La loro Milano extra large è attraversata dai macchinoni con vetri oscurati che si sono comprati con i dischi d’oro, la strada che raccontano è quella del navigatore di Google Maps, a cento all’ora e fredda quanto i pezzi, “merda fatta velocissima ma intanto suona come il disco dell’anno”, così se la cantano e se la suonano senza ironia.

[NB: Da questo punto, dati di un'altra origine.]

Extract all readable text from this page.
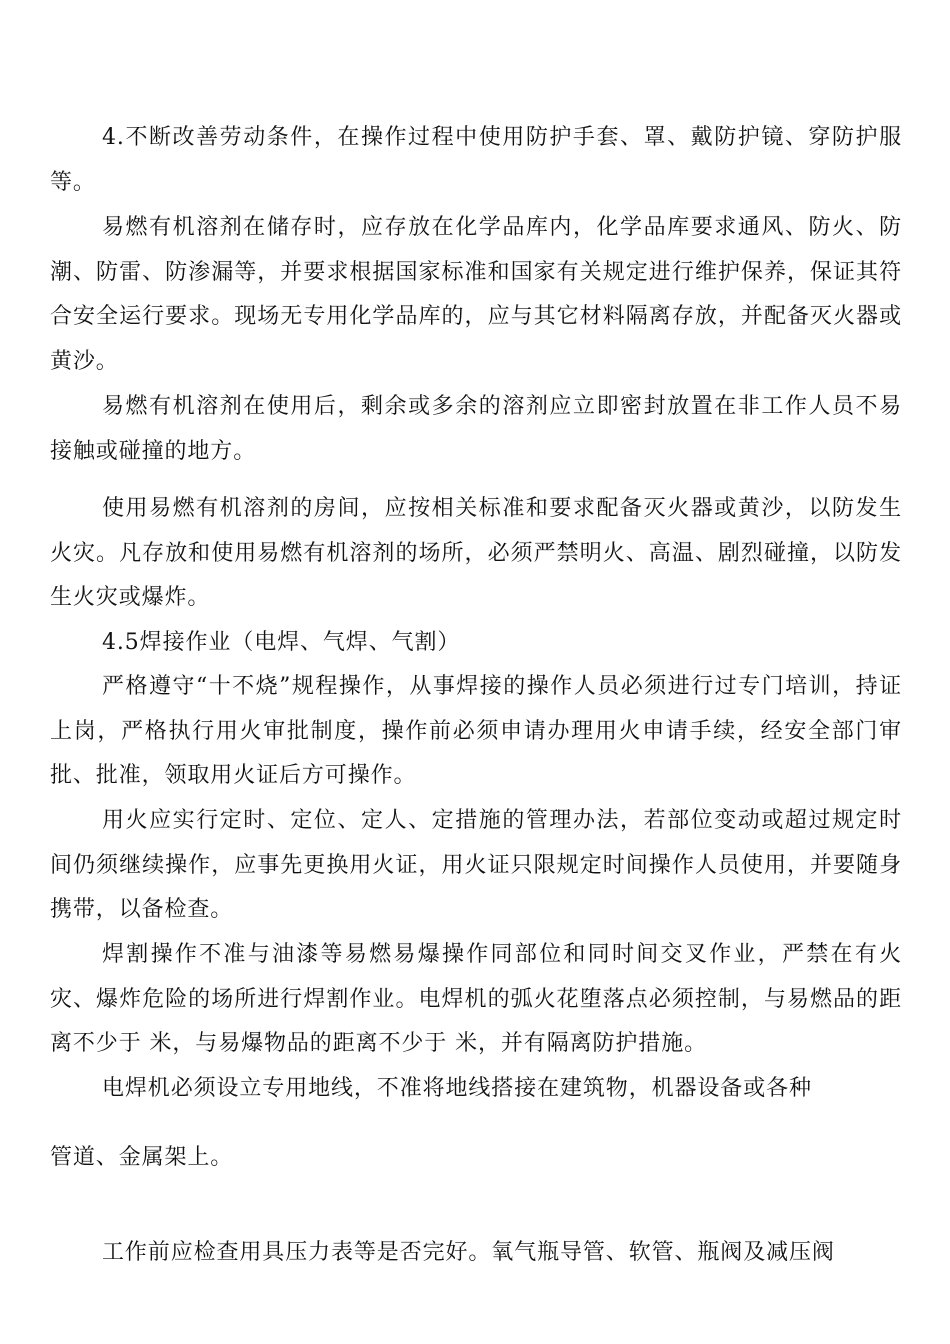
4.不断改善劳动条件，在操作过程中使用防护手套、罩、戴防护镜、穿防护服等。

易燃有机溶剂在储存时，应存放在化学品库内，化学品库要求通风、防火、防潮、防雷、防渗漏等，并要求根据国家标准和国家有关规定进行维护保养，保证其符合安全运行要求。现场无专用化学品库的，应与其它材料隔离存放，并配备灭火器或黄沙。

易燃有机溶剂在使用后，剩余或多余的溶剂应立即密封放置在非工作人员不易接触或碰撞的地方。

使用易燃有机溶剂的房间，应按相关标准和要求配备灭火器或黄沙，以防发生火灾。凡存放和使用易燃有机溶剂的场所，必须严禁明火、高温、剧烈碰撞，以防发生火灾或爆炸。

4.5焊接作业（电焊、气焊、气割）

严格遵守“十不烧”规程操作，从事焊接的操作人员必须进行过专门培训，持证上岗，严格执行用火审批制度，操作前必须申请办理用火申请手续，经安全部门审批、批准，领取用火证后方可操作。

用火应实行定时、定位、定人、定措施的管理办法，若部位变动或超过规定时间仍须继续操作，应事先更换用火证，用火证只限规定时间操作人员使用，并要随身携带，以备检查。

焊割操作不准与油漆等易燃易爆操作同部位和同时间交叉作业，严禁在有火灾、爆炸危险的场所进行焊割作业。电焊机的弧火花堕落点必须控制，与易燃品的距离不少于 米，与易爆物品的距离不少于 米，并有隔离防护措施。

电焊机必须设立专用地线，不准将地线搭接在建筑物，机器设备或各种

管道、金属架上。

工作前应检查用具压力表等是否完好。氧气瓶导管、软管、瓶阀及减压阀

C’è sempre quella cupezza ansiogena della trap, ma non è più turbamento d’Adolescence ma esercizi cardio da palestra dark in cui flexare muscoli e aspettative (“Se sono in cima sai/la sconfitta non è un’opzione, Money gang” trappano in OVER (demo). Di sicuro il flow morbido e seducente di Sfera e la grinta perfomativa di Shiva entreranno nei cuffioni del calciatori che salgono sui bus prima della partita, pronte a dare la carica a o distendere i nervi, ma la decadenza di quell’immaginario che all’inizio aveva la potenza del punk ora è più che mai evidente, al netto del successo commerciale.
In D&G cantano il loro curriculum “Hollywood con le modelle, puzziamo ancora di strada”, in SEI PERSA omaggiano i Club Dogo (e c’è spazio anche per una citazione del Marracash di Badabum cha cha), in OVER (demo) c’è l’unico segnale che questo album sia uscito nel 2025 – “Tutti i miei fra c’hanno una para nuova: non farsi legare da Fabri Corona” – ma le armi della retorica si mostrano scariche, pure i diamanti e i soldi esibiti nelle rime sembrano aver perso valore, un crollo nella finanza dell’hype.
Vorrei azzardare che in tutto questo gioco al ribasso c’entri anche la crisi del maschio etero bianco contemporaneo, di cui il disco di coppia senza ospiti potrebbe essere un manifesto: l’unica voce femminile dell’album è quella della pornostar Martina Smeraldi che all’inizio di D&G dice “Ohi, amo, comunque tutti questi vogliono fare Sfera e Shiva/ Poi però nessuno ti paga una borsa di Hermès/ Né una vacanza alle Maldive o un bel vestito Dolce&Gabbana”. Ecco, Crepet, Recalcati, Lingiardi, mollate la serie di Netflix di cui parlano tutti e fate un salto dentro a Santana Money Gang! Non ci capirete nulla, perché come diceva De Gregori non c’è Niente da Capire in questo mimetismo dell’identità che è la trap mainstream italiana.
Le cose interessanti – e sempre di trap parliamo – stanno altrove, non per forza nell’underground o nelle periferie, basta guardare per esempio i provini dell’ultima stagione di Nuova Scena. Il resto è passato, scritto velocissimo come questo disco, e quindi velocissimo da dimenticare.